Blood vessels affect all aspects of bone physiology, including mineral growth during new bone formation. To engineer bone as a vascularized tissue we have now focused on microRNAs as molecular engineering tools because of their ability to reversibly target multiple regulatory networks. Recent studies from our and other laboratories have demonstrated that miRNAs promote bone lineage differentiation and new bone formation through WNT, BMP, and Notch signaling pathways and also control bone resorption. In our quest for novel therapeutics that promote coupled bone remodeling and angiogenesis for the treatment of large bone defects we have here identified the miR-27~23~24 microRNA cluster as a highly promising miRNA candidate reagent. Our preliminary analysis revealed multiple miR-23 and miR-27 binding sites on the untranslated region (UTR) of the Wnt antagonist Sfrp1 and Nlk 3’, which in conjunction with miR-24 binding sites on the UTR of the angiogenesis inhibitors BIM and SEMA4A demonstrate the potential of the miR-27-23-24 microRNA cluster for coupled osteogenic and angiogenic molecular engineering strategies. In preliminary studies, we have demonstrated that miR-23-27-24 cluster member expression was greatly reduced in inflammatory tissues. Conversely, miR-27 mimic treatment of diseased periodontal tissues with severe vertical bone defects resulted in unexpectedly extensive new bone formation as evidenced by 80% complete restoration of vertical bone height and new deposition of mineralized tissue in large calvarial bone defects after 8 weeks of miR-27 application. Implants containing PEG-PLGA-PLL-miR- 27 nanoparticles promoted matrix remodeling, new blood vessel formation, and substantial amounts of calvarial bone regeneration in critical size defects. On a cellular level, miR-27 overexpression increased alkaline phosphatase activity and bone marker gene expression, while inhibition of miR-27 resulted in a dramatic increase in the expression of osteoclastogenesis related genes and bone resorption. Both miR-24 and miR-27 promoted endothelial cell proliferation and blood vessel tube formation. Together, these exciting preliminary data prompted us to propose a novel molecular engineering strategy that will harness the osteogenic and pro-angiogenic qualities of miR-23/27/24 cluster members in conjunction with suitable scaffolds and re-balance alveolar and calvarial bone homeostasis for new craniofacial bone formation.
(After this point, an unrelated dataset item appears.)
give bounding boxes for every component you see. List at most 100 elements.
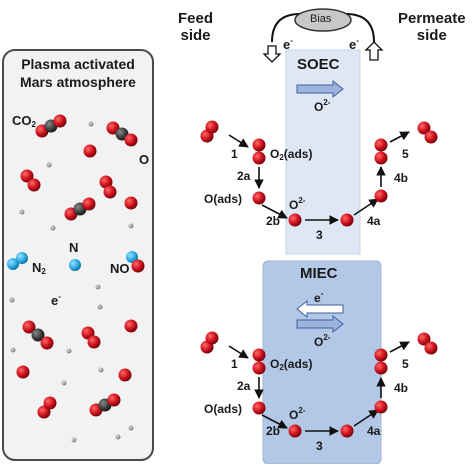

血管影响骨骼生理的方方面面，包括矿物质生长。 在新骨形成过程中。使骨骼成为我们现在拥有的血管组织 专注于将microRNA作为分子工程工具，因为它们有能力 可逆地瞄准多个监管网络。我们和其他人最近的研究 实验室已经证明，miRNAs促进骨系分化和 WNT、BMP和Notch信号通路中的新骨形成及其调控 骨吸收。在我们寻求促进偶合骨骼的新疗法方面 重塑和血管生成用于治疗我们这里的大型骨缺损 确定miR-27~23~24 microRNA簇是一个很有前途的miRNA候选 试剂。我们的初步分析揭示了多个miR-23和miR-27结合位点 Wnt拮抗剂SFRP1和NLK 3‘的非翻译区(UTR)，它在 结合血管生成抑制剂BIM非编码区上的miR-24结合位点 和Sema4a展示了miR-27-23-24 microRNA簇对 成骨和血管生成分子工程策略的结合。 在初步研究中，我们已经证明了miR-23-27-24簇成员 在炎症组织中的表达显著降低。相反，miR-27模拟 牙周病变组织合并严重垂直性骨缺损的治疗 80%的修复完全证明了意外广泛的新骨形成 大颅骨垂直骨高度与矿化组织新沉积的关系 应用miR-27 8周后出现缺陷。含有PEG-PLGA-PLL-miR-的植入物- 27纳米颗粒促进基质重塑，新血管形成，以及 在临界大小的缺损处有大量的颅骨再生。在移动电话上 水平，miR-27过表达增加碱性磷酸酶活性和骨标记物 基因表达，而抑制miR-27导致显著增加 破骨细胞生成相关基因表达与骨吸收MiR-24和 MIR-27促进血管内皮细胞增殖和血管形成。 总之，这些令人兴奋的初步数据促使我们提出了一种新的分子 将利用成骨和促血管生成特性的工程战略 MIR-23/27/24集群成员与适当的脚手架和重新平衡 牙槽骨和颅骨的动态平衡促进新的颅面骨形成。